In the digital age there is an infinite amount of software available to use where people can edit their photographs, create their own fonts, paint their own pictures. If we are angry at that then are we being the elitists? Instead, the majority share cat pictures on Tumblr and Facebook. New technology should be providing creativity and inspiration - the possibilities of infinite knowledge. There is an argument to be had that actually the resurgence of hand-made production methods have recreated aura again; aura is the admiration for the traditional, using a high level of skill, mystification around it, respect for the master craftsman. In our digital environment screen prints and letter press, rather than just drawing on a tablet, has aura now. The mechanical arts have aura. There is a negative politics to this as, while small print runs will allow you to have aura and a solid community of consumers, things can be sold more expensively. However, the real radicalism and the real social consequence is to be found in digital printing. We are in an era now where the radical practices are through digital printing; the capacity of a computer to steal any image and share it online for free. An interconnected network of creatives outside the studio partaking in a commodity exchange.

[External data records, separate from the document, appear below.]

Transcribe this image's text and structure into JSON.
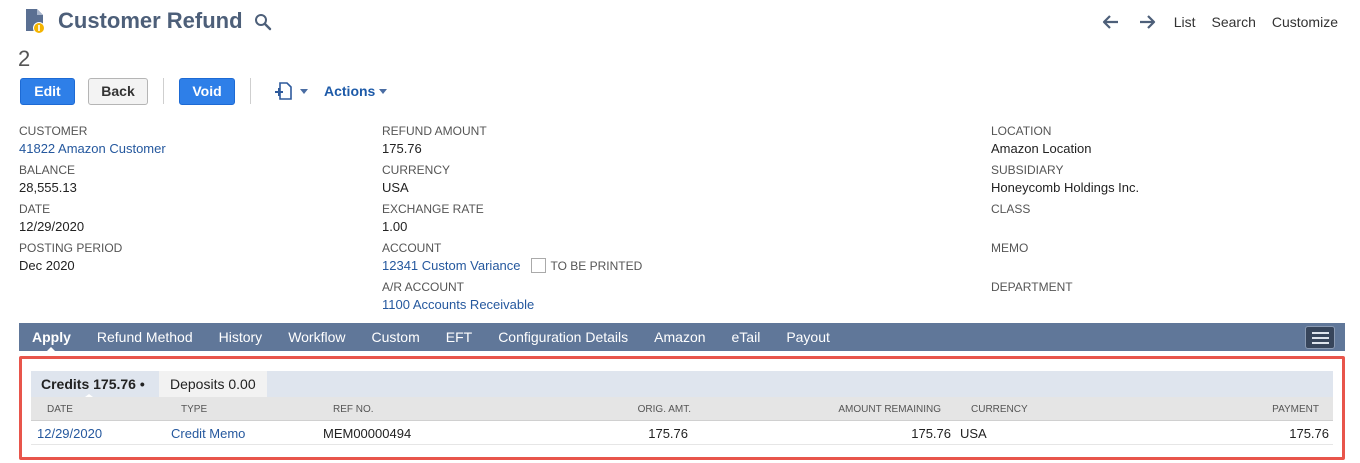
{
  "header": {
    "title": "Customer Refund",
    "record_number": "2",
    "nav_links": [
      "List",
      "Search",
      "Customize"
    ]
  },
  "buttons": {
    "edit": "Edit",
    "back": "Back",
    "void": "Void",
    "actions": "Actions"
  },
  "fields": {
    "customer": {
      "label": "CUSTOMER",
      "value": "41822 Amazon Customer"
    },
    "balance": {
      "label": "BALANCE",
      "value": "28,555.13"
    },
    "date": {
      "label": "DATE",
      "value": "12/29/2020"
    },
    "posting_period": {
      "label": "POSTING PERIOD",
      "value": "Dec 2020"
    },
    "refund_amount": {
      "label": "REFUND AMOUNT",
      "value": "175.76"
    },
    "currency": {
      "label": "CURRENCY",
      "value": "USA"
    },
    "exchange_rate": {
      "label": "EXCHANGE RATE",
      "value": "1.00"
    },
    "account": {
      "label": "ACCOUNT",
      "value": "12341 Custom Variance",
      "checkbox_label": "TO BE PRINTED"
    },
    "ar_account": {
      "label": "A/R ACCOUNT",
      "value": "1100 Accounts Receivable"
    },
    "location": {
      "label": "LOCATION",
      "value": "Amazon Location"
    },
    "subsidiary": {
      "label": "SUBSIDIARY",
      "value": "Honeycomb Holdings Inc."
    },
    "class": {
      "label": "CLASS",
      "value": ""
    },
    "memo": {
      "label": "MEMO",
      "value": ""
    },
    "department": {
      "label": "DEPARTMENT",
      "value": ""
    }
  },
  "tabs": [
    "Apply",
    "Refund Method",
    "History",
    "Workflow",
    "Custom",
    "EFT",
    "Configuration Details",
    "Amazon",
    "eTail",
    "Payout"
  ],
  "sublist": {
    "tabs": {
      "credits": "Credits 175.76 •",
      "deposits": "Deposits 0.00"
    },
    "columns": [
      "DATE",
      "TYPE",
      "REF NO.",
      "ORIG. AMT.",
      "AMOUNT REMAINING",
      "CURRENCY",
      "PAYMENT"
    ],
    "rows": [
      {
        "date": "12/29/2020",
        "type": "Credit Memo",
        "ref_no": "MEM00000494",
        "orig_amt": "175.76",
        "amount_remaining": "175.76",
        "currency": "USA",
        "payment": "175.76"
      }
    ]
  },
  "colors": {
    "accent": "#2e7fe8",
    "tabbar": "#607799",
    "highlight": "#e8554b",
    "link": "#25589e"
  }
}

Print culture has the capacity to be exponentially greater within the digital age. When used right and used for the benefit of humanity it can achieve some amazing things. The digital age takes the art out of the gallery and into the online landscape so that we no longer need to behave in a certain way in a space and towards a piece of work. The parameters are removed and we are free to browse and behave at our leisure. There is a politics to popular art and to print culture. Digital print is not just about the output but the capacity to steal and use knowledge and imagery and use it to our own gain - just like Duchamp did when scribbling on a reproduction of the Mona Lisa - but it is the death of aura and a revolutionary shattering. Art being deactivated and recycled in a democratised way with contemporary mass-movements being reinstated.